Citing the United States as an example, he said initiatives such as the G.I. Bill and public funding of even top private universities ensured that no academically excellent student was denied admission. “What you have is a churn — classes mingling,” he said. “Innovation comes out of this process. A large proportion of faculty in schools and universities comes from this. They’ve understood the importance of poor people entering the system for better academic output. Rich people’s children do not typically become professors.”
Closer to home, Mr. Mohan added, there was an even bigger success story in the making. “You can make the quantum leap,” he said, using a phrase used often by India’s education minister, “and China has shown that.”
He said that while India produced about 700 engineering Ph.D.’s last year, about 6,000 earned such degrees in China. Mr. Mohan said China’s large state-owned firms had been asked to hire more Ph.D.’s, and that the same needed to be done in India. This, he added, would see many more Indians enrolling in such programs, some of whom would enter academia.
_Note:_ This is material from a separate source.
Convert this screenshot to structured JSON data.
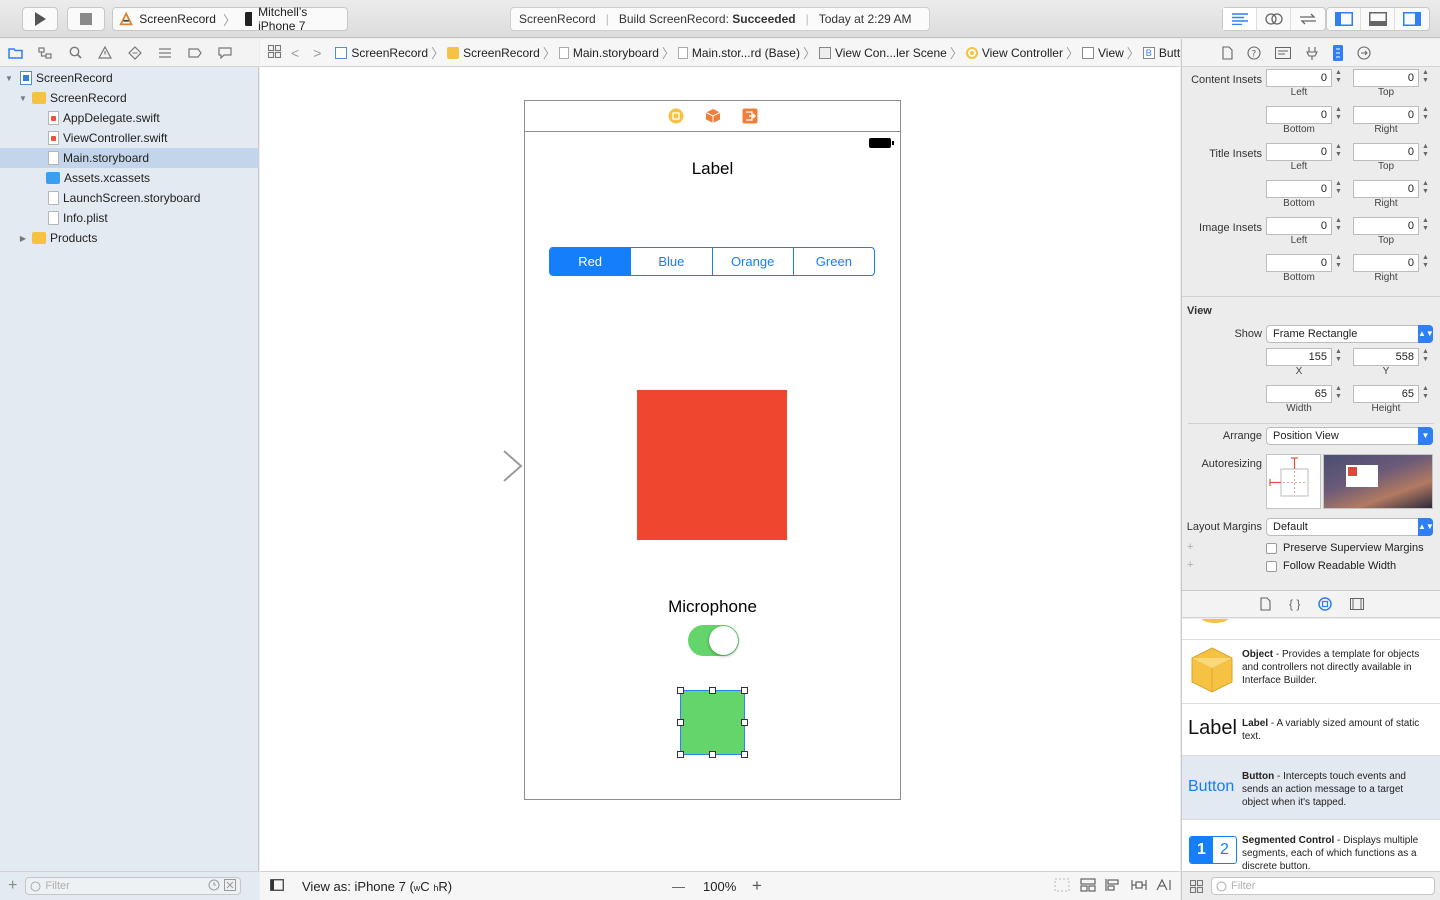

Mr. Sen, the professor in Bangalore, said the Chinese had not only increased capacity but quality, too. “They have been doing all kinds of experiments to make sure that their academic institutions maintain standards, at least in the technical field,” he said. For example, some universities have two tracks in the same department. “If you publish or have a degree from abroad, you will be put into the top track. And if you don’t perform, you’ll be dumped.”
This is not yet happening in India, according to Mr. Jain. “At a place like Harvard, only one in five appointments gets tenure,” he said. “In India, once you make an appointment, after a year you’re assessed. There’s a probation period of one year, but that’s just an eyewash.”
This type of quality constraint, coupled with low salaries for academics and the overwhelming rise of private colleges whose fees keep most students out are not good signs, said Ms. Amin, the history professor. She, for one, did not believe that India was on target to increase its gross enrollment ratio — the proportion of eligible students actually enrolled in colleges and universities — to 30 percent, from 12.5 percent to 13 percent, by 2020.
“On the one hand, you want inclusive growth. But on the other, fees will go up” if the expansion of private education continues unabated. “With the kind of situation there is, I don’t see that quantum leap happening. I don’t see it happening in the next 25 years.”
And Kavita Sharma, the former principal of a college that is part of the University of Delhi, also did not expect to see higher education grow at the rate India’s leaders talk about. She said that while the contents of the report on faculty shortages were not new, the fact that the government had published it could help to change things. “Now that it’s out in the open, out-of-the-box solutions will also start coming. I do see that every day higher education is being written about, talked about, which didn’t happen some years ago.My own feeling is, as your universities improve, then the profession will be attractive.”
Mr. Balakrishnan of I.I.T. Delhi, meanwhile, was more optimistic. He felt India could enroll as much as 25 percent of eligible students in colleges and universities — about twice the current figure — by the end of this decade. “Tangible changes are happening,” he said. “The debate that has happened in the last few years has taken people out of their comfort zones. There is more consensus across the board that we need to scale quality education.”